Kiel: Institut für Weltwirtschaft fordert Flugreise von Mitarbeiter

Dem Forscher Dr. Gianluca Grimalda droht die Entlassung aus dem Kieler Institut für Weltwirtschaft, weil er sich weigert, mit dem Flugzeug von seiner Feldarbeit in Papua-Neuguinea zurückzukehren. Er möchte stattdessen auf dem Land- und Seeweg reisen und ist bereit, für die Zeit der Reise unbezahlten Urlaub zu nehmen. Eine Gruppe namens Scientist Rebellion setzt sich für den Wissenschaftler ein. Hier ihre Pressemitteilung vom 4.10. 2023:

Am 28. September hat das Direktorium des Instituts für Weltwirtschaft (IfW) seinen Mitarbeiter Dr. Gianluca Grimalda offiziell abgemahnt und aufgefordert, von einer Feldforschung in Papua-Neuguinea (PNG) per Flugzeug nach Kiel zurückzukehren. Andernfalls wird ihm gekündigt. Dr. Grimalda weigert sich, dieser Aufforderung nachzukommen und begründet dies mit den hohen Umweltbelastungen, die das Fliegen im Vergleich zu Reisen auf dem Land- und Seeweg mit sich bringt. Das IfW begründet seine Entscheidung mit der am 10. September auslaufenden Genehmigung für den Auslandsaufenthalt. Dr. Grimalda wendet ein, dass sich die Dauer seiner Feldforschung aufgrund erheblicher Sicherheitsbedrohungen und logistischer Hindernisse um zwei Monate verlängert hat.

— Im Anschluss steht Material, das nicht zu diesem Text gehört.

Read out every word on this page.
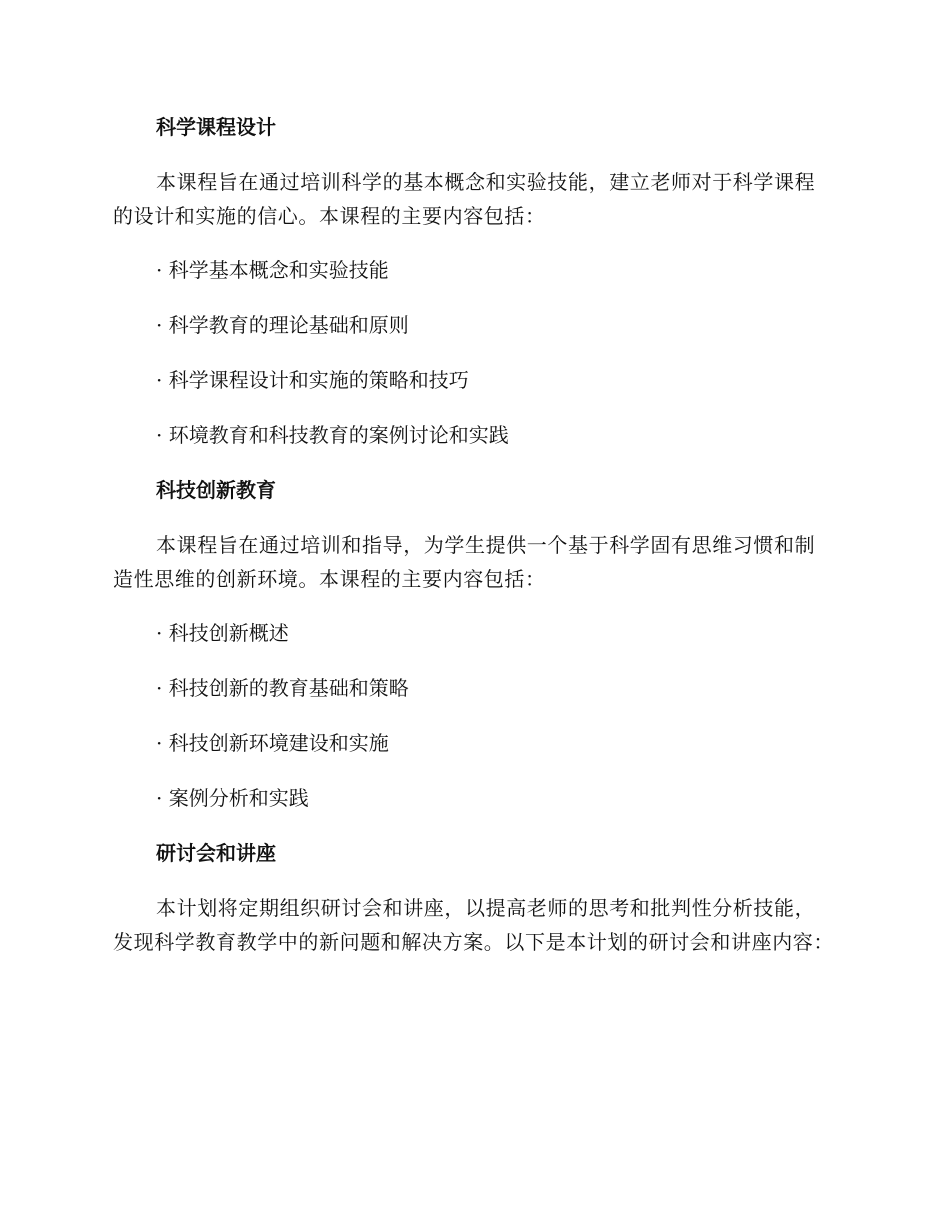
科学课程设计

本课程旨在通过培训科学的基本概念和实验技能，建立老师对于科学课程的设计和实施的信心。本课程的主要内容包括：

· 科学基本概念和实验技能
· 科学教育的理论基础和原则
· 科学课程设计和实施的策略和技巧
· 环境教育和科技教育的案例讨论和实践
科技创新教育

本课程旨在通过培训和指导，为学生提供一个基于科学固有思维习惯和制造性思维的创新环境。本课程的主要内容包括：

· 科技创新概述
· 科技创新的教育基础和策略
· 科技创新环境建设和实施
· 案例分析和实践
研讨会和讲座

本计划将定期组织研讨会和讲座，以提高老师的思考和批判性分析技能，发现科学教育教学中的新问题和解决方案。以下是本计划的研讨会和讲座内容：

Dr. Gianluca Grimalda ist Senior Researcher am IfW Kiel. Während seines sechsmonatigen Forschungsaufenthalts in Bougainville, PNG, untersuchte er die sozialen Auswirkungen des Klimawandels. Er ist ein engagierter Umweltaktivist, der versucht, die Klimaauswirkungen seiner Forschung zu minimieren und plant mit Frachtschiffen, Fähren, Zügen und Bussen nach Europa zurückzukehren, so wie er es bereits bei seiner Hinfahrt durchgeführt hat. Das würde etwa 50 Tage dauern und die Emissionen um das Zehnfache reduzieren – von 4.000 kg Treibhausgasen (Flug) auf 400 kg durch langsames Reisen (siehe [1]).

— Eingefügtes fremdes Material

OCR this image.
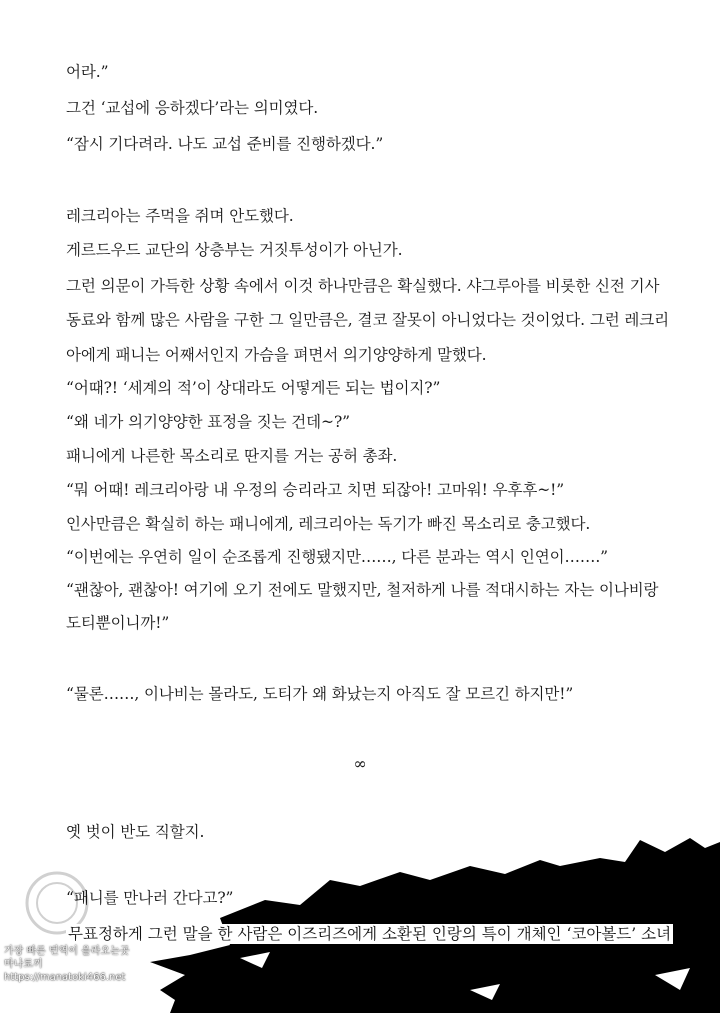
어라.”
그건 ‘교섭에 응하겠다’라는 의미였다.
“잠시 기다려라. 나도 교섭 준비를 진행하겠다.”
레크리아는 주먹을 쥐며 안도했다.
게르드우드 교단의 상층부는 거짓투성이가 아닌가.
그런 의문이 가득한 상황 속에서 이것 하나만큼은 확실했다. 샤그루아를 비롯한 신전 기사
동료와 함께 많은 사람을 구한 그 일만큼은, 결코 잘못이 아니었다는 것이었다. 그런 레크리
아에게 패니는 어째서인지 가슴을 펴면서 의기양양하게 말했다.
“어때?! ‘세계의 적’이 상대라도 어떻게든 되는 법이지?”
“왜 네가 의기양양한 표정을 짓는 건데~?”
패니에게 나른한 목소리로 딴지를 거는 공허 총좌.
“뭐 어때! 레크리아랑 내 우정의 승리라고 치면 되잖아! 고마워! 우후후~!”
인사만큼은 확실히 하는 패니에게, 레크리아는 독기가 빠진 목소리로 충고했다.
“이번에는 우연히 일이 순조롭게 진행됐지만……, 다른 분과는 역시 인연이…….”
“괜찮아, 괜찮아! 여기에 오기 전에도 말했지만, 철저하게 나를 적대시하는 자는 이나비랑
도티뿐이니까!”
“물론……, 이나비는 몰라도, 도티가 왜 화났는지 아직도 잘 모르긴 하지만!”
∞
옛 벗이 반도 직할지.
“패니를 만나러 간다고?”
무표정하게 그런 말을 한 사람은 이즈리즈에게 소환된 인랑의 특이 개체인 ‘코아볼드’ 소녀
가장 빠른 번역이 올라오는곳
마나토끼
https://manatoki466.net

“Da ich nicht lehre und Arbeitsbesprechungen online abgehalten werden können, ist meine Anwesenheit in Kiel nicht erforderlich”, sagt Dr. Grimalda. “Ich kann effektiv arbeiten, während ich auf Reisen bin. Auch habe ich angeboten, so lange unbezahlten Urlaub zu nehmen, wie es das IfW für angemessen hält. Das Institut hat mein Angebot jedoch abgelehnt und die Zahlung meines September-Gehalts fristlos einbehalten.”

“Es ist außergewöhnlich, dass ein Forschungsinstitut damit droht, einen Forscher zu entlassen, weil er seine Arbeit zu gewissenhaft ausführt und vermeidet, während des Klimanotstands zu fliegen”, sagt Julia Steinberger, Professorin für gesellschaftliche Herausforderungen des Klimawandels an der Universität Lausanne und Hauptautorin des jüngsten Berichts des Weltklimarats IPCC. “Das IfW Kiel scheint sich vor allem für Gianlucas frühere Teilnahme am zivilen Ungehorsam gegen den Klimawandel mit der Scientist Rebellion zu rächen”, schließt sie.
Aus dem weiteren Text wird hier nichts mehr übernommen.